Poteva avere vent’anni. Forse meno, in realtà: a farla sembrare più grande erano gli occhiali da sole ad alta protezione, più pratici che eleganti e, intuii, necessari per proteggere occhi chiarissimi. Non era di una bellezza sfolgorante come la ragazzina dagli hot-pants firmati, ma proprio per questo molto meno banale. Per un attimo mi immaginai a passarle la lingua sulla pelle per sentire il sapore di quelle lentiggini, che supponevo coprire anche zone nascoste dai vestiti.
La sola idea mi accelerò il respiro.
«Adele, stai pensando al blu?» domandò Lorien, accorgendosi della mia distrazione improvvisa.
«Esatto», mentii. «Continua a guardare la storia attraverso le mie lenti, guarda come prende forma...» Ma intanto divoravo quel corpicino scavato e biancovestito.

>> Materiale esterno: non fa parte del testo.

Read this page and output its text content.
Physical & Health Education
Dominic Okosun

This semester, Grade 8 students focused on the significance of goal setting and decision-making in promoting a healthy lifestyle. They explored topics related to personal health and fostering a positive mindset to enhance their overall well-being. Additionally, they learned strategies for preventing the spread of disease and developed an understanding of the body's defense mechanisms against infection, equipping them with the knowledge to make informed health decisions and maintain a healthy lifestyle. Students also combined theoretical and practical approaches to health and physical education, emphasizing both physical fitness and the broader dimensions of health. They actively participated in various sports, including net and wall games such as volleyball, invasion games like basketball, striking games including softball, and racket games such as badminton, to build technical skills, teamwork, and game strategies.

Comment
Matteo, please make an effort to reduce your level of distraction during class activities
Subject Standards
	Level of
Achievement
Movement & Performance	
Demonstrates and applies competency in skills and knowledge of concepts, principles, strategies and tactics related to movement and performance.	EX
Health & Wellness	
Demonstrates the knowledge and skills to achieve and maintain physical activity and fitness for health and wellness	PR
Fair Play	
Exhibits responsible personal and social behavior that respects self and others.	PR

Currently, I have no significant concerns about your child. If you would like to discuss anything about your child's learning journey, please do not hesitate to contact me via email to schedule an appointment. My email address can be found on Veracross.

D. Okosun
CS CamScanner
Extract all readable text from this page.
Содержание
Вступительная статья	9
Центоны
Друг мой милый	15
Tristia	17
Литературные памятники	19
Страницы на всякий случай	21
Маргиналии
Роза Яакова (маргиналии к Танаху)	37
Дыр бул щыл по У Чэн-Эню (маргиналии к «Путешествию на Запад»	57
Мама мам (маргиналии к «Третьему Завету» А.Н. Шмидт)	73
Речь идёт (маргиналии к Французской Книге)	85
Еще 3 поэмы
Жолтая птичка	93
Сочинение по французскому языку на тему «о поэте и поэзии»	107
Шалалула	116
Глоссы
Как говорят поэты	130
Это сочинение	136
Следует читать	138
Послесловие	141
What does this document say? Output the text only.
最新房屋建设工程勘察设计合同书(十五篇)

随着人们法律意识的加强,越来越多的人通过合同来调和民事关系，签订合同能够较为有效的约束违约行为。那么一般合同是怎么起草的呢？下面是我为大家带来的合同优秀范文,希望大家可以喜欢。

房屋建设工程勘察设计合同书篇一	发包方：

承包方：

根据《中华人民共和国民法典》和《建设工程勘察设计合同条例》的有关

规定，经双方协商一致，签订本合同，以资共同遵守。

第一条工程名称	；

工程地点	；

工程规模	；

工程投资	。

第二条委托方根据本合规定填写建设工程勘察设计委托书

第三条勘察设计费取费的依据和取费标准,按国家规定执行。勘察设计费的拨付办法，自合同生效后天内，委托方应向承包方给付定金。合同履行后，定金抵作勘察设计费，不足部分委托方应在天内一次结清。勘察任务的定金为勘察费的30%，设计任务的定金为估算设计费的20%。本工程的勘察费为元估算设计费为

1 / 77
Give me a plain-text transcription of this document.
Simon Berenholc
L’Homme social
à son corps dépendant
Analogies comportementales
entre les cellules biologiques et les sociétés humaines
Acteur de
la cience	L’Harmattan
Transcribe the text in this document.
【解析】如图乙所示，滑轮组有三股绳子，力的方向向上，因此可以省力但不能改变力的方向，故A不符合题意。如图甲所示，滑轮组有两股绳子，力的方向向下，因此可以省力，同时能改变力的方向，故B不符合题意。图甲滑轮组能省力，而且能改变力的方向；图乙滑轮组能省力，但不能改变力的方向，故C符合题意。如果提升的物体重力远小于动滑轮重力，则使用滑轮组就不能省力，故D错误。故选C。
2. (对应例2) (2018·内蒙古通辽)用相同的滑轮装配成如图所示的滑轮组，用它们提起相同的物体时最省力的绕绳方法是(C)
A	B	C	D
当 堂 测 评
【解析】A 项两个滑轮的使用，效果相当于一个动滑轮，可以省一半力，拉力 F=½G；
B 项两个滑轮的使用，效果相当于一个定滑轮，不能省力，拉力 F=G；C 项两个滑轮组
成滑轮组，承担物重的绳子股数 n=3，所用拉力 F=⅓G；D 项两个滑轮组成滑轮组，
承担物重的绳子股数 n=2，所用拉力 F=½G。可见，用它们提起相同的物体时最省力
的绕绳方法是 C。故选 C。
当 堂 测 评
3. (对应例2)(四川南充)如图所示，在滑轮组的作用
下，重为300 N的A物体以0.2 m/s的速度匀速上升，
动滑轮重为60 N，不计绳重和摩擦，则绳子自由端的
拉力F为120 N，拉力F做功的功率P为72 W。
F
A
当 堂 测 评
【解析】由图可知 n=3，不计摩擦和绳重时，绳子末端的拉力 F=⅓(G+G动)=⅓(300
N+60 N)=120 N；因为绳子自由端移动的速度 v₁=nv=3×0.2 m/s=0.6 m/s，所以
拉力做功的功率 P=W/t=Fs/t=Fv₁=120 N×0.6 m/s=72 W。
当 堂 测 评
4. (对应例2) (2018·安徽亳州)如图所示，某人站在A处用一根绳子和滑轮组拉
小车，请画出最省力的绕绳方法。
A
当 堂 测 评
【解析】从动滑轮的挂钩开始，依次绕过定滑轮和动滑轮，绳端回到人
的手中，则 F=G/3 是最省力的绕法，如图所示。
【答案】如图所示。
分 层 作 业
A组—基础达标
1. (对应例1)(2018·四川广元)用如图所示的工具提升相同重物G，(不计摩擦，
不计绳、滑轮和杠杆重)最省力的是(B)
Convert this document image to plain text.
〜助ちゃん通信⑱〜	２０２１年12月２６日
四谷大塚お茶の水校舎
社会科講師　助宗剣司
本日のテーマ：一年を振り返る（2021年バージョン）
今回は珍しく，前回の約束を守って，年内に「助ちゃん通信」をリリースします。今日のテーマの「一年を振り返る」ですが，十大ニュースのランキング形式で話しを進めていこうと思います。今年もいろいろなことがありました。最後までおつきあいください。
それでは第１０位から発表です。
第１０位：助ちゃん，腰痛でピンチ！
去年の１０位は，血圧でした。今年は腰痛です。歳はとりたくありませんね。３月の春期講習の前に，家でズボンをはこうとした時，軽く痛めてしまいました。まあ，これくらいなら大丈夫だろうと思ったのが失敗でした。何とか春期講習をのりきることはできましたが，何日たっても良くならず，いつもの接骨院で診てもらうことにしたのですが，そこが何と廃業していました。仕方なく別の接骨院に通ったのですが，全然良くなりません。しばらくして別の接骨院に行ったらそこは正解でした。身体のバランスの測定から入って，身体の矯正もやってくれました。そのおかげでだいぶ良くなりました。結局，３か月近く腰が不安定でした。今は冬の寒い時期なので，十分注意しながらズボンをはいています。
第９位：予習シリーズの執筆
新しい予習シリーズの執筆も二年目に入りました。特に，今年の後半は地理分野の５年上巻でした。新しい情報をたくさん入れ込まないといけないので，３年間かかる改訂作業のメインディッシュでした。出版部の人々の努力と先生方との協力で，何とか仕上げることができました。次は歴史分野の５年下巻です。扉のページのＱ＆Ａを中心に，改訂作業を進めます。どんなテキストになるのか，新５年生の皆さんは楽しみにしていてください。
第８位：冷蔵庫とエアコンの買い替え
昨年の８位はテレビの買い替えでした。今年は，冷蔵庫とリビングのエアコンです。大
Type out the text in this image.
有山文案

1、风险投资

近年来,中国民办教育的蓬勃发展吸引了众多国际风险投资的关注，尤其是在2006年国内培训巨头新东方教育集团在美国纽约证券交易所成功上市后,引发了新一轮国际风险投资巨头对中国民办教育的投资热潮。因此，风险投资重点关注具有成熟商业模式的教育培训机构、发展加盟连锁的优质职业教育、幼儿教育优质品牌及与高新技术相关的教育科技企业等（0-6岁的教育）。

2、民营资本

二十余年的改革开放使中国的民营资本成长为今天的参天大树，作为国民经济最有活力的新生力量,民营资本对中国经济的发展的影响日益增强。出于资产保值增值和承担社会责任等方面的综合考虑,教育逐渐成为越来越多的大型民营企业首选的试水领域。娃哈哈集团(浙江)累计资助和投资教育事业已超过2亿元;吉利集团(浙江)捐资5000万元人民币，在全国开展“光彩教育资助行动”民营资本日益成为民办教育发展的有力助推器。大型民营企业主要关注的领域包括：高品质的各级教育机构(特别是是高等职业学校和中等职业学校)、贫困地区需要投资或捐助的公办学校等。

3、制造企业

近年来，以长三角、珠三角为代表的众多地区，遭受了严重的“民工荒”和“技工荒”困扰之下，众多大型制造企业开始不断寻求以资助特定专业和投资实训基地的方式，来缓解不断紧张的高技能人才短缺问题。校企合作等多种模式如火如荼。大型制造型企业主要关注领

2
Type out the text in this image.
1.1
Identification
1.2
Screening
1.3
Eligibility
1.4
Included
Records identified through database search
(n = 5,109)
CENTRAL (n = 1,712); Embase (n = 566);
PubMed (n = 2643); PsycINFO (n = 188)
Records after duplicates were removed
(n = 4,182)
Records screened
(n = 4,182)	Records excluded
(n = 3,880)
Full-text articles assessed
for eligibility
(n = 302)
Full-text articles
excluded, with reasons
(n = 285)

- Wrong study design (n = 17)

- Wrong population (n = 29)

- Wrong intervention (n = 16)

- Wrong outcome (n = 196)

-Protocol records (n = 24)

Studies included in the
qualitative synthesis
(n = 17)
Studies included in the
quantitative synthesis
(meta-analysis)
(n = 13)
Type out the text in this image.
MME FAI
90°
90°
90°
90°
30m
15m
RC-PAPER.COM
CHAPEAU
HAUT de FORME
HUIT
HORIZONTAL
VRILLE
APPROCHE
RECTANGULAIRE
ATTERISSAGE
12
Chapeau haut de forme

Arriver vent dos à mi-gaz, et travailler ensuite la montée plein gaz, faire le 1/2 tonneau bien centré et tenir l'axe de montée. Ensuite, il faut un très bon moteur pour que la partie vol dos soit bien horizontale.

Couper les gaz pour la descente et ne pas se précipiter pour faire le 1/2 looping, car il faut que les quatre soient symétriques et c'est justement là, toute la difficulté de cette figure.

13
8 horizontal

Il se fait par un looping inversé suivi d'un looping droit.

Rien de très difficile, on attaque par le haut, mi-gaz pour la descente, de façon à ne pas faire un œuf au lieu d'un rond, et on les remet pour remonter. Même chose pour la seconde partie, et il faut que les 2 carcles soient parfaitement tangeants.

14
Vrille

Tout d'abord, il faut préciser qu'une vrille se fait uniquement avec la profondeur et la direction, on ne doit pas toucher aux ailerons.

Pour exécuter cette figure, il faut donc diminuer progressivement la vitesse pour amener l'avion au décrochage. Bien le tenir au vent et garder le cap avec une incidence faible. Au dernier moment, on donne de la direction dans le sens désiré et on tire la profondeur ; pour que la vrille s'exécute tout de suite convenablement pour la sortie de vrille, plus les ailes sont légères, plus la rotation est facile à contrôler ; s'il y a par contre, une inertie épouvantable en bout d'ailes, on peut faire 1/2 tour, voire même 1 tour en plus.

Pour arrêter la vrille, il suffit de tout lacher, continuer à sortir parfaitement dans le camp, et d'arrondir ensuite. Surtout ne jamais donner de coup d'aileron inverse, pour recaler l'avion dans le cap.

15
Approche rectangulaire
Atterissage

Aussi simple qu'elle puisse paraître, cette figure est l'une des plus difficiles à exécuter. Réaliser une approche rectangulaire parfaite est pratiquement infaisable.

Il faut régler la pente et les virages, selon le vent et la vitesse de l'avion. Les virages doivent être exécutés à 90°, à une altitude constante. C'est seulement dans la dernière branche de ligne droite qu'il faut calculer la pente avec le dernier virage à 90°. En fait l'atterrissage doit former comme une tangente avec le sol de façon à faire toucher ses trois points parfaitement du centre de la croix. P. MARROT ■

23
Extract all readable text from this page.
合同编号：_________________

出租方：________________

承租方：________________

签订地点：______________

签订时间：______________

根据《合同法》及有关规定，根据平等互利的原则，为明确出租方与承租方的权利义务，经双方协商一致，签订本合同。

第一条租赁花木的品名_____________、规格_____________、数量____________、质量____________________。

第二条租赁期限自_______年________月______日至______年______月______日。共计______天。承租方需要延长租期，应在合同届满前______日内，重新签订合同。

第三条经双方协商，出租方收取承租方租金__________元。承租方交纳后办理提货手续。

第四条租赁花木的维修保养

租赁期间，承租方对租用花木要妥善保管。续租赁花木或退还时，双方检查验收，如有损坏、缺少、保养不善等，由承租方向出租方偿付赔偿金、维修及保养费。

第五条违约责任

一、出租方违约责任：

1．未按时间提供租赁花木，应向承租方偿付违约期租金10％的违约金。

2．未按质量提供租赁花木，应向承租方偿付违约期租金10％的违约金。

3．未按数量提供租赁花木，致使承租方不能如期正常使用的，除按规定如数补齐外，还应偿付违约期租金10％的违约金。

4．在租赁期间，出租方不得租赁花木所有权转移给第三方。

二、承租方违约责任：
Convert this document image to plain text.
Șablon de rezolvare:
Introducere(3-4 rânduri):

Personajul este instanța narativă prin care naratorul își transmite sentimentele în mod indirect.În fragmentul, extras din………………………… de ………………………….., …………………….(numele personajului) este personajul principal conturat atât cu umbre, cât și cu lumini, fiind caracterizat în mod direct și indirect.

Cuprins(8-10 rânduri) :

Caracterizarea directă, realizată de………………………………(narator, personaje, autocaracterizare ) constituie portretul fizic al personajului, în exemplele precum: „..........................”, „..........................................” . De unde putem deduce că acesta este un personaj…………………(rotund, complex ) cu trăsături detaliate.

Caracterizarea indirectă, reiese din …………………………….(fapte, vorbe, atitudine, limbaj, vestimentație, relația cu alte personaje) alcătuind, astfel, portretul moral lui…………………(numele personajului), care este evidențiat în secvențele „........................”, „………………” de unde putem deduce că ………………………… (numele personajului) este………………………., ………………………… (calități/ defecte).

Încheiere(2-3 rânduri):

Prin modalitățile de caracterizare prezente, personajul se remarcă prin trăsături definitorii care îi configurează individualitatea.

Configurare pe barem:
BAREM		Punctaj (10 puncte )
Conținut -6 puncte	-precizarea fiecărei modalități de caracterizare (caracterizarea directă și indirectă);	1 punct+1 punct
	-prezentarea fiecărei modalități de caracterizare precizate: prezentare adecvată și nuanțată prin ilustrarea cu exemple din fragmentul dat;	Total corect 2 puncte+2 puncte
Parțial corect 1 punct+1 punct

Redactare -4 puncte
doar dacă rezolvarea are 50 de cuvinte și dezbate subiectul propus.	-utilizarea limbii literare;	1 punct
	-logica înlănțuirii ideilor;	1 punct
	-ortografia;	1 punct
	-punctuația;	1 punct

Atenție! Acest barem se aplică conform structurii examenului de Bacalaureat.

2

Quella sì che era una storia.
Un capitolo per ogni lentiggine
Cosa ci faceva un tipino così in quel bar pieno di sfarzo e ostentazione? Cosa avrebbe potuto permettersi di bere, oltre alla bottiglietta d’acqua gassata che già da sola aveva un costo considerevole? Anche l’acqua minerale era aumentata in modo irragionevole. Di norma non ci facevo molto caso, cercavo sempre di far pagare qualcun altro al posto mio. E non credo che per Lorien fosse un fatto degno di nota.
La ragazza magra, quasi ossuta, sembrava scossa da una profonda inquietudine; non riusciva a tenere ferme le mani né a trattenere le gambe, che dondolavano a ritmo ipnotico.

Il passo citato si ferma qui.